René Ferretti ottiene così il suo riscatto e libera con esso chiunque avesse lavorato con lui per decenni. Coloro i quali non pensavano potesse esserci un’alternativa al sistema in cui erano sempre stati inseriti, si ritrovano insieme per un’ultima volta, in una sala cinematografica, alla première di un film che nessuno voleva ma di cui tutti avevano bisogno. Lo scacco matto all’algoritmo, perché ogni tanto quella maledetta pallina centra il canestro e va a segno. Grazie all’intuizione di un sognatore e il sussurro di un vero genio, straordinariamente presente in ogni singolo momento della quarta stagione: Mattia Torre. “Segui la musica”, ripete più volte il suo alter ego all’orecchio di René. Anche nel momento in cui tutto sembra ormai perduto e la rovina davvero imminente. “Segui la musica”, segui te stesso. All’inseguimento di un sogno, incarnato da una goffa danza che avrebbe voluto mostrare al mondo chissà quanto tempo prima. Persino ridicola, sulle note della What a Feeling di Flashdance. Grottesca, e bellissima. Segue la musica, René. E con lui un manipolo di legali, la Piattaforma, l’algoritmo e tutti noi, uniti in una danza che in fondo ha tutto il senso possibile e immaginabile. Una locura, in sostanza. Ma al contrario, perché il mondo non s’è capovolto mentre noi possiamo farlo in ogni momento.

Il resto è storia: l’acquario in cui era ingabbiato quel pesce rosso di René si rompe e l’ossigeno che si pensava sarebbe mancato gli entra invece nei polmoni come mai aveva fatto. L’ampolla si trasforma in un oceano sterminato, non esistono più confini, non esistono più regole: il regista fa un compromesso con se stesso, non si ferma più e vince la sua scommessa più difficile. Come fa Boris con una quarta stagione che aveva molti dei presupposti normalmente presentati da un fallimento annunciato e in cui tanti non avevano creduto, specie chi aveva amato fino in fondo questa straordinaria parentesi della serialità italiana. Ma Boris è fatto così: non nasce per rispettare un pronostico, ma per ridicolizzarlo, riscrivere delle regole che nessun altro potrà seguire, essere se stesso al di là del risultato ed essere unica e irripetibile. L’aveva già fatto quindici anni fa e lo rifà oggi, nel 2022, in un mondo che sembrava non essere più suo. E tutto sommato è proprio questo a fare davvero la differenza.
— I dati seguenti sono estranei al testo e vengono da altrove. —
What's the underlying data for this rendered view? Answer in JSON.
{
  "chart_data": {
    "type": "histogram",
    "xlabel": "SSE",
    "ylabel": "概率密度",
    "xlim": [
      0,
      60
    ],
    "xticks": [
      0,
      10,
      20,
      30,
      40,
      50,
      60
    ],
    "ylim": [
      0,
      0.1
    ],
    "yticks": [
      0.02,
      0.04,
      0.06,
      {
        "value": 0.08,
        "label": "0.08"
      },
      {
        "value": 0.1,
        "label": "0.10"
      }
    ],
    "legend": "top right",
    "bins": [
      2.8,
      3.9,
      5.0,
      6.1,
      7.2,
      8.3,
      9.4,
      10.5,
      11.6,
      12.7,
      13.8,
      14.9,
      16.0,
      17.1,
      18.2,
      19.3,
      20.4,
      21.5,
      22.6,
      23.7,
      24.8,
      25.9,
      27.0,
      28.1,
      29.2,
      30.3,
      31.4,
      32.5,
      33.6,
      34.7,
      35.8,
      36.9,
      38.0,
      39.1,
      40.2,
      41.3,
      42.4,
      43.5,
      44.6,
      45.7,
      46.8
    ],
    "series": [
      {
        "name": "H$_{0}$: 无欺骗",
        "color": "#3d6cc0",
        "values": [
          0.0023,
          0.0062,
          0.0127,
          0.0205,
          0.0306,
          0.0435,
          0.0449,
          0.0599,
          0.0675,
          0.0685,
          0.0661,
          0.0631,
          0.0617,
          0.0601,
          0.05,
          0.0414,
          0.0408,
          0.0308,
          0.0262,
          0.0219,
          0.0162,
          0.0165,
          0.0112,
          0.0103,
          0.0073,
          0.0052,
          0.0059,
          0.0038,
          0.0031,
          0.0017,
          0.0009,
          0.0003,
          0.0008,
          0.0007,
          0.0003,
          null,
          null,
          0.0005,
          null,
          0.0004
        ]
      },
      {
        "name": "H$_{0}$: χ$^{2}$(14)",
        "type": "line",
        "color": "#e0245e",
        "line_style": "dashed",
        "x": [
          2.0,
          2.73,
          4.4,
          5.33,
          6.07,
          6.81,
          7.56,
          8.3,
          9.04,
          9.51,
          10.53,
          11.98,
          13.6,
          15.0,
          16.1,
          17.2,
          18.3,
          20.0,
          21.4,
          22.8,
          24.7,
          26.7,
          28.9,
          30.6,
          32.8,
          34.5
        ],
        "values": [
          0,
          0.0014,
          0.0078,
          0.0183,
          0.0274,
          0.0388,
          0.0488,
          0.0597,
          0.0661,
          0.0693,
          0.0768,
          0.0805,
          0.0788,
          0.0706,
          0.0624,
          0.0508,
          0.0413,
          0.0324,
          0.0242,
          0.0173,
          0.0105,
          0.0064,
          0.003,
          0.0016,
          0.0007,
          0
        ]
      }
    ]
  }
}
Ora chissà, forse andrà avanti, forse no. Forse ci riproverà, forse ci riuscirà per la quinta volta. Ma noi, i fan che hanno imparato la lezione, non ci sbilanceremo più. Facciano quello che vogliono, quei geni terreni e ormai ultraterreni. Ci tradiscano, mantengano la promessa mai fatta, facciano altre venti stagioni o si fermino qui, non conta più: in un modo o nell’altro, capiremo di aver ancora bisogno di loro solo nel momento in cui scorreranno i titoli di coda. E ci sentiremo un po’ più liberi. Malinconicamente leggeri. Più coraggiosi, più sovversivi. Noi, Giuda.